SEGUNDO.- Conforme a lo dispuesto en el artículo 139 de la Ley Jurisdiccional , no se hace especial pronunciamiento en materia de costas, habida cuenta de la naturaleza de la presente resolución.
En atención a lo expuesto;
Fallo
La suspensión de la sanción recurrida y denegar la de la liquidación ingresada.De haberse cumplido el trámite a que se refiere el artículo 233.9 de la Ley General Tributaria , los efectos de la suspensión se extenderán sin solución de continuidad a los acordados en vía administrativa. En otro caso, dichos efectos habrán de referirse a la fecha de solicitud de la suspensión ante este Tribunal.

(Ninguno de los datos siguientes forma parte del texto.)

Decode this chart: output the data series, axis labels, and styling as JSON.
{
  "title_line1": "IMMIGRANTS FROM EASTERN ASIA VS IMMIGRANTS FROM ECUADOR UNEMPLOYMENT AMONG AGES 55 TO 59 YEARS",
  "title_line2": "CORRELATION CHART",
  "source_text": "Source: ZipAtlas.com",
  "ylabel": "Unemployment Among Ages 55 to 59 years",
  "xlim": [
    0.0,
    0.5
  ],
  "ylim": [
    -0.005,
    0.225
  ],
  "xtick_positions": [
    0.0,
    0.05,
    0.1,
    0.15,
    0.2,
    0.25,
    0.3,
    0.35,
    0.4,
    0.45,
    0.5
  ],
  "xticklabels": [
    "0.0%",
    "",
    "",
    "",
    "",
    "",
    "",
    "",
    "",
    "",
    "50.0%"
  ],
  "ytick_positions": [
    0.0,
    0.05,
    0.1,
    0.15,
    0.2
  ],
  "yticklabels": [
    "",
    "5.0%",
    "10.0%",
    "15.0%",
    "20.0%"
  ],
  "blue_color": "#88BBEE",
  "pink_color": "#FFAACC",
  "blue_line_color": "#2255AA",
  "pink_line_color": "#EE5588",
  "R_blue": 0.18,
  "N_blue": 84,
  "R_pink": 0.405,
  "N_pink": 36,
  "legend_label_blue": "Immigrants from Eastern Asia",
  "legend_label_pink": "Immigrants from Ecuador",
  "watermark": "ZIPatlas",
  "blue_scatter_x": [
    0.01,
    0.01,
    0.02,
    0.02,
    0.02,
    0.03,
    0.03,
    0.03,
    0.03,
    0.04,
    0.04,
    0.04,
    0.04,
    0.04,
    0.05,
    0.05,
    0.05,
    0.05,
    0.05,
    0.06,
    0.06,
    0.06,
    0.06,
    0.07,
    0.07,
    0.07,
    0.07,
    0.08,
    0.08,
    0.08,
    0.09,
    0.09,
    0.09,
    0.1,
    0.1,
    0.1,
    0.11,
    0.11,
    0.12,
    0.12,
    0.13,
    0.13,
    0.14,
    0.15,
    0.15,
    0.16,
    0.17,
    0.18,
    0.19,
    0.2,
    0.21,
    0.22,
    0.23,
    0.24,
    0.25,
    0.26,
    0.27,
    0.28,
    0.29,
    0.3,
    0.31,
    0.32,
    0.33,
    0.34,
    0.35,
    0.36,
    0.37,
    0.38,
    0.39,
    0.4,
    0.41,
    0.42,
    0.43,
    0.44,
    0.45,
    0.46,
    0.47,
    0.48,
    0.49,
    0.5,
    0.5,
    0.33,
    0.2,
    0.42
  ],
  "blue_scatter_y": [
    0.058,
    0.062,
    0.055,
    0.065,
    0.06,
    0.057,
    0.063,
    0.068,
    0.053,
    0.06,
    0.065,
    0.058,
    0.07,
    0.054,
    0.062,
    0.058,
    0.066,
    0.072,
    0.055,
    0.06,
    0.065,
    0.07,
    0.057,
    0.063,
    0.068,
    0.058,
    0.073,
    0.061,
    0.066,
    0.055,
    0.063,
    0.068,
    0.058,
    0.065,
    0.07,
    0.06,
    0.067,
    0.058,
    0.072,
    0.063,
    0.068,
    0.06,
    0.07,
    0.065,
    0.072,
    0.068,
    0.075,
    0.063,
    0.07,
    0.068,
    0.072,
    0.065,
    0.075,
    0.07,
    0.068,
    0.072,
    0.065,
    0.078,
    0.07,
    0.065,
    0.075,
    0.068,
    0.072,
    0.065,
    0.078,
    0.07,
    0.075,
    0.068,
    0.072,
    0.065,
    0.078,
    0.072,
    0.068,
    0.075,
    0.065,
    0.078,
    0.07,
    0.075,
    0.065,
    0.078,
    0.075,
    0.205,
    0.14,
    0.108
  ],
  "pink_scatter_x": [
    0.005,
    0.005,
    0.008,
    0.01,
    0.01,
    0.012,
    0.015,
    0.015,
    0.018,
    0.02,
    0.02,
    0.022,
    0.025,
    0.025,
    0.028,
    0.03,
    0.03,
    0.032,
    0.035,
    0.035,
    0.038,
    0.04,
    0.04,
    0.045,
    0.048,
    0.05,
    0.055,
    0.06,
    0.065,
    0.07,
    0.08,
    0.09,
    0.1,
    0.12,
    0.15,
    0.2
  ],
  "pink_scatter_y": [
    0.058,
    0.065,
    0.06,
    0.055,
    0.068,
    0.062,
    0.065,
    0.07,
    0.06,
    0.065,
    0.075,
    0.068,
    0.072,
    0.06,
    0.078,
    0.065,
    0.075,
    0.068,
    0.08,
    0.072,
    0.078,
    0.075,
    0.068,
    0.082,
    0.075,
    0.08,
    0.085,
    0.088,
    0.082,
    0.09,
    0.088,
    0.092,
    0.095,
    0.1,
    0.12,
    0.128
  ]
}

Notifíquese esta resolución a las partes, haciéndoles saber que contra la misma cabe interponer recurso de reposición en el plazo de cinco días a contar desde el siguiente a la notificación. Para admitir a trámite el recurso, al interponerse deberá constituirse en la cuenta de depósitos y consignaciones de este Tribunal (3958-0000-85-número recurso, 4 últimas cifras-año, 2 últimas cifras) el depósito a que se refiere la disposición adicional decimoquinta de la Ley Orgánica 1/2009, de 3 de noviembre (BOE número 266 de 04/11/09).
No hacemos imposición de costas.
Así lo acuerdan, mandan y firman los Ilmos. Sres. anotados al margen.